2. Add gentle exfoliation
A drop in relative humidity isn’t just a trigger for dry, tight skin. Periods of cold weather with low humidity may cause a thickening of the skin’s outer layer, the stratum corneum. 3 Research suggests that low humidity can slow down the speed at which skin cells turn over. This is a process known as desquamation. 2 where old or dead cells cling to the skin’s surface for longer.
This can can cause the complexion to look dull or become congested. Gentle exfoliation helps to speed up the cells’ turnover once again. This can be done either with a physical exfoliant, such as QV Face Exfoliating Polish, or with a product containing chemical exfoliants like alpha-hydroxy acids (AHAs), including Elucent Anti-Ageing Serum. Both forms release the old skin cells, but it’s important not to be too gung-ho about exfoliating. In winter, or if your skin is feeling more delicate than normal, then take it slowly and build up the frequency as you need to.
3. Change your environment
Modifying your winter skincare regimen is one thing, but lifestyle tweaks can also help your complexion in winter. And no, we’re not talking about booking a trip to Thailand!

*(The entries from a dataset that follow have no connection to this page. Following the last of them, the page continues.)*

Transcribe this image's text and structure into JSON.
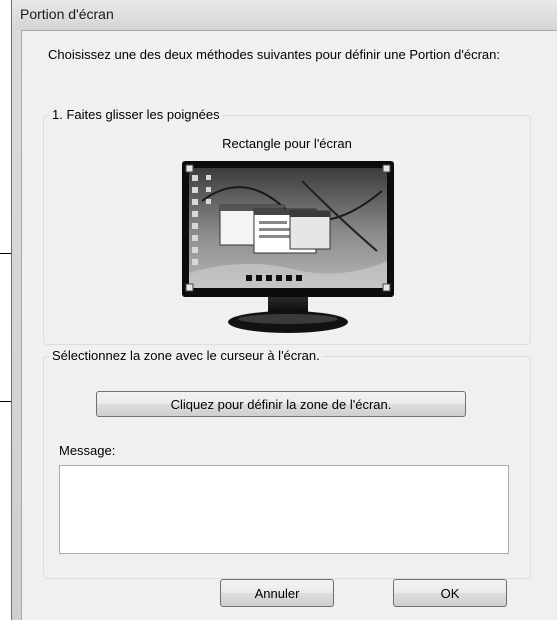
{
  "window": {
    "title": "Portion d'écran"
  },
  "intro_text": "Choisissez une des deux méthodes suivantes pour définir une Portion d'écran:",
  "group_handles": {
    "legend": "1. Faites glisser les poignées",
    "rect_title": "Rectangle pour l'écran"
  },
  "group_cursor": {
    "legend": "Sélectionnez la zone avec le curseur à l'écran.",
    "define_button": "Cliquez pour définir la zone de l'écran.",
    "message_label": "Message:",
    "message_value": ""
  },
  "buttons": {
    "cancel": "Annuler",
    "ok": "OK"
  }
}
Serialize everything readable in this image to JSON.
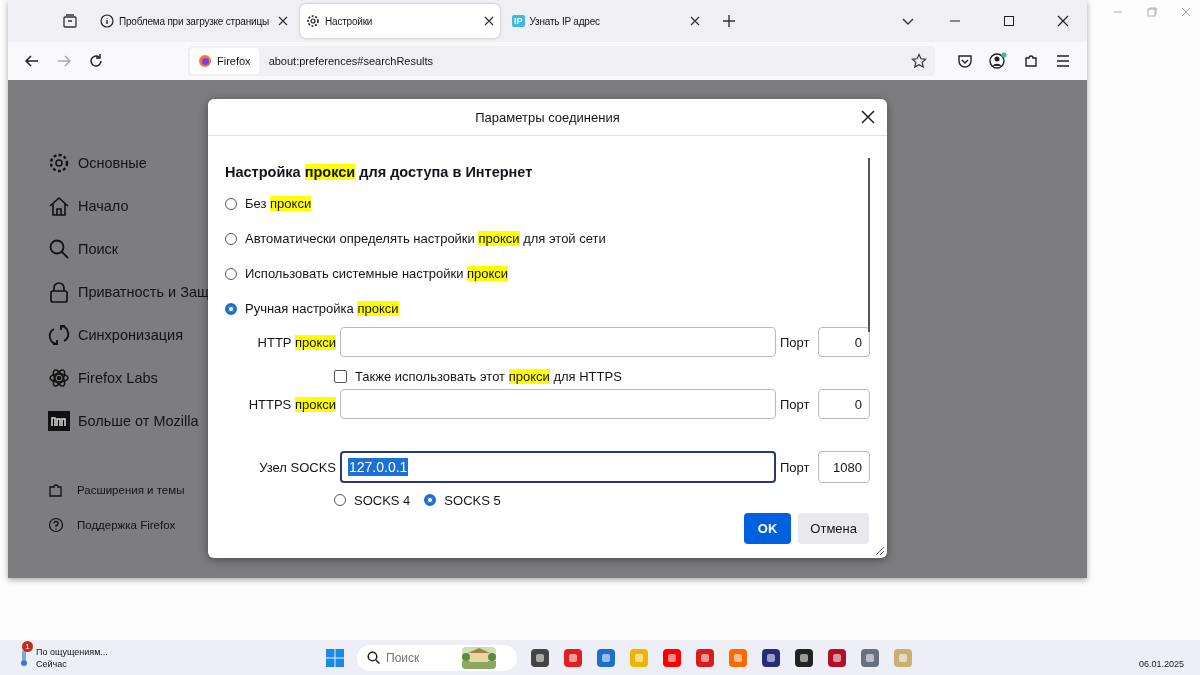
{
  "tabs": [
    {
      "title": "Проблема при загрузке страницы",
      "selected": false
    },
    {
      "title": "Настройки",
      "selected": true
    },
    {
      "badge": "IP",
      "title": "Узнать IP адрес",
      "selected": false
    }
  ],
  "address_bar": {
    "identity": "Firefox",
    "url": "about:preferences#searchResults"
  },
  "sidebar": {
    "items": [
      {
        "label": "Основные"
      },
      {
        "label": "Начало"
      },
      {
        "label": "Поиск"
      },
      {
        "label": "Приватность и Защ"
      },
      {
        "label": "Синхронизация"
      },
      {
        "label": "Firefox Labs"
      },
      {
        "label": "Больше от Mozilla"
      }
    ],
    "footer": [
      {
        "label": "Расширения и темы"
      },
      {
        "label": "Поддержка Firefox"
      }
    ]
  },
  "dialog": {
    "title": "Параметры соединения",
    "heading": [
      {
        "text": "Настройка ",
        "highlighted": false
      },
      {
        "text": "прокси",
        "highlighted": true
      },
      {
        "text": " для доступа в Интернет",
        "highlighted": false
      }
    ],
    "proxy_modes": [
      {
        "selected": false,
        "label": [
          {
            "text": "Без ",
            "highlighted": false
          },
          {
            "text": "прокси",
            "highlighted": true
          }
        ]
      },
      {
        "selected": false,
        "label": [
          {
            "text": "Автоматически определять настройки ",
            "highlighted": false
          },
          {
            "text": "прокси",
            "highlighted": true
          },
          {
            "text": " для этой сети",
            "highlighted": false
          }
        ]
      },
      {
        "selected": false,
        "label": [
          {
            "text": "Использовать системные настройки ",
            "highlighted": false
          },
          {
            "text": "прокси",
            "highlighted": true
          }
        ]
      },
      {
        "selected": true,
        "label": [
          {
            "text": "Ручная настройка ",
            "highlighted": false
          },
          {
            "text": "прокси",
            "highlighted": true
          }
        ]
      }
    ],
    "http": {
      "label": [
        {
          "text": "HTTP ",
          "highlighted": false
        },
        {
          "text": "прокси",
          "highlighted": true
        }
      ],
      "port_label": "Порт",
      "port": "0"
    },
    "also_https": {
      "checked": false,
      "label": [
        {
          "text": "Также использовать этот ",
          "highlighted": false
        },
        {
          "text": "прокси",
          "highlighted": true
        },
        {
          "text": " для HTTPS",
          "highlighted": false
        }
      ]
    },
    "https": {
      "label": [
        {
          "text": "HTTPS ",
          "highlighted": false
        },
        {
          "text": "прокси",
          "highlighted": true
        }
      ],
      "port_label": "Порт",
      "port": "0"
    },
    "socks": {
      "label": "Узел SOCKS",
      "value": "127.0.0.1",
      "value_selected": true,
      "port_label": "Порт",
      "port": "1080"
    },
    "socks_versions": [
      {
        "label": "SOCKS 4",
        "selected": false
      },
      {
        "label": "SOCKS 5",
        "selected": true
      }
    ],
    "buttons": [
      {
        "label": "OK",
        "default": true
      },
      {
        "label": "Отмена",
        "default": false
      }
    ]
  },
  "taskbar": {
    "notification": {
      "badge": "1",
      "title": "По ощущениям...",
      "time": "Сейчас"
    },
    "search": {
      "placeholder": "Поиск"
    },
    "date": "06.01.2025"
  }
}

At home, try to avoid cranking up the indoor heating to high. Adding some moisture back into the air by placing a bowl of water in front of your heating unit is ideal. Top up the water as it evaporates. Long, hot showers can also exacerbate dry skin and itchiness – it’s better to keep them short and the temperature warm rather than hot.

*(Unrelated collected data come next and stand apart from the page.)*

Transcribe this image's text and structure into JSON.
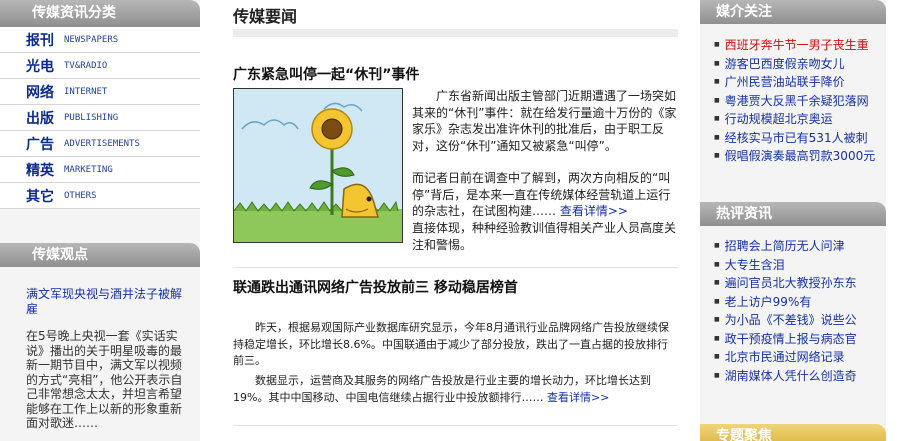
{
  "left": {
    "categories_title": "传媒资讯分类",
    "categories": [
      {
        "cn": "报刊",
        "en": "NEWSPAPERS"
      },
      {
        "cn": "光电",
        "en": "TV&RADIO"
      },
      {
        "cn": "网络",
        "en": "INTERNET"
      },
      {
        "cn": "出版",
        "en": "PUBLISHING"
      },
      {
        "cn": "广告",
        "en": "ADVERTISEMENTS"
      },
      {
        "cn": "精英",
        "en": "MARKETING"
      },
      {
        "cn": "其它",
        "en": "OTHERS"
      }
    ],
    "views_title": "传媒观点",
    "views_headline": "满文军现央视与酒井法子被解雇",
    "views_text": "在5号晚上央视一套《实话实说》播出的关于明星吸毒的最新一期节目中，满文军以视频的方式“亮相”，他公开表示自己非常想念太太，并坦言希望能够在工作上以新的形象重新面对歌迷……"
  },
  "main": {
    "section_title": "传媒要闻",
    "article1": {
      "title": "广东紧急叫停一起“休刊”事件",
      "p1": "广东省新闻出版主管部门近期遭遇了一场突如其来的“休刊”事件：就在给发行量逾十万份的《家家乐》杂志发出准许休刊的批准后，由于职工反对，这份“休刊”通知又被紧急“叫停”。",
      "p2": "而记者日前在调查中了解到，两次方向相反的“叫停”背后，是本来一直在传统媒体经营轨道上运行的杂志社，在试图构建……",
      "more": "查看详情>>",
      "p3": "直接体现，种种经验教训值得相关产业人员高度关注和警惕。"
    },
    "article2": {
      "title": "联通跌出通讯网络广告投放前三  移动稳居榜首",
      "p1": "昨天，根据易观国际产业数据库研究显示，今年8月通讯行业品牌网络广告投放继续保持稳定增长，环比增长8.6%。中国联通由于减少了部分投放，跌出了一直占据的投放排行前三。",
      "p2": "数据显示，运营商及其服务的网络广告投放是行业主要的增长动力，环比增长达到19%。其中中国移动、中国电信继续占据行业中投放额排行……",
      "more": "查看详情>>"
    }
  },
  "right": {
    "media_title": "媒介关注",
    "media_items": [
      "西班牙奔牛节一男子丧生重",
      "游客巴西度假亲吻女儿",
      "广州民营油站联手降价",
      "粤港贾大反黑千余疑犯落网",
      "行动规模超北京奥运",
      "经核实马市已有531人被刺",
      "假唱假演奏最高罚款3000元"
    ],
    "hot_title": "热评资讯",
    "hot_items": [
      "招聘会上简历无人问津",
      "大专生含泪",
      "遍问官员北大教授孙东东",
      "老上访户99%有",
      "为小品《不差钱》说些公",
      "政干预疫情上报与病态官",
      "北京市民通过网络记录",
      "湖南媒体人凭什么创造奇"
    ],
    "bottom_title": "专题聚焦"
  }
}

4. The one change not to make
If you’re switching up your skincare this winter, one product should remain a constant: sunscreen.
In Australia, UV levels rise every year and the increase faster in winter than in summer! Therefore it’s important to keep skin protected all year round. 5 Sunscreen becomes even more essential for winter skincare if you’re holidaying at the snow, as you’re hit with both the direct UV and rays that are reflected off the snow. Look for a broad-spectrum sunscreen with a high SPF, such as SunSense Sport SPF 50+, and be sure to re-apply it every two hours when you’re outside or hitting the slopes.
1. Engebretsen KA, Johansen JD, Kezic S, Linneberg A, Thyssen JP. The effect of environmental humidity and temperature on skin barrier function and dermatitis. J Eur Acad Dermatol Venereol. 2016;30(2):223-49.
2. Goad N, Gawkrodger DJ. Ambient humidity and the skin: the impact of air humidity in healthy and diseased states. J Eur Acad Dermatol Venereol 2016;30(8):1285-94.
3. Boutrand LB, Thépot A, Muther C, Boher A, Robic J, Guéré C, Vié K, Damour O, Lamartine J. Repeated short climatic change affects the epidermal differentiation program and leads to matrix remodeling in a human organotypic skin model.Clin Cosmet Investig Dermatol. 2017;10:43-50.
4. Hamann ID. Pruritus: understanding the causes, soothing the itch. Medicine Today 2017;18(8):30–8.
5. Lemus-Deschamps L, Makin JK. Fifty years of changes in UV Index and implications for skin cancer in Australia. Int J Biometeorol. 2012;56(4):727-35.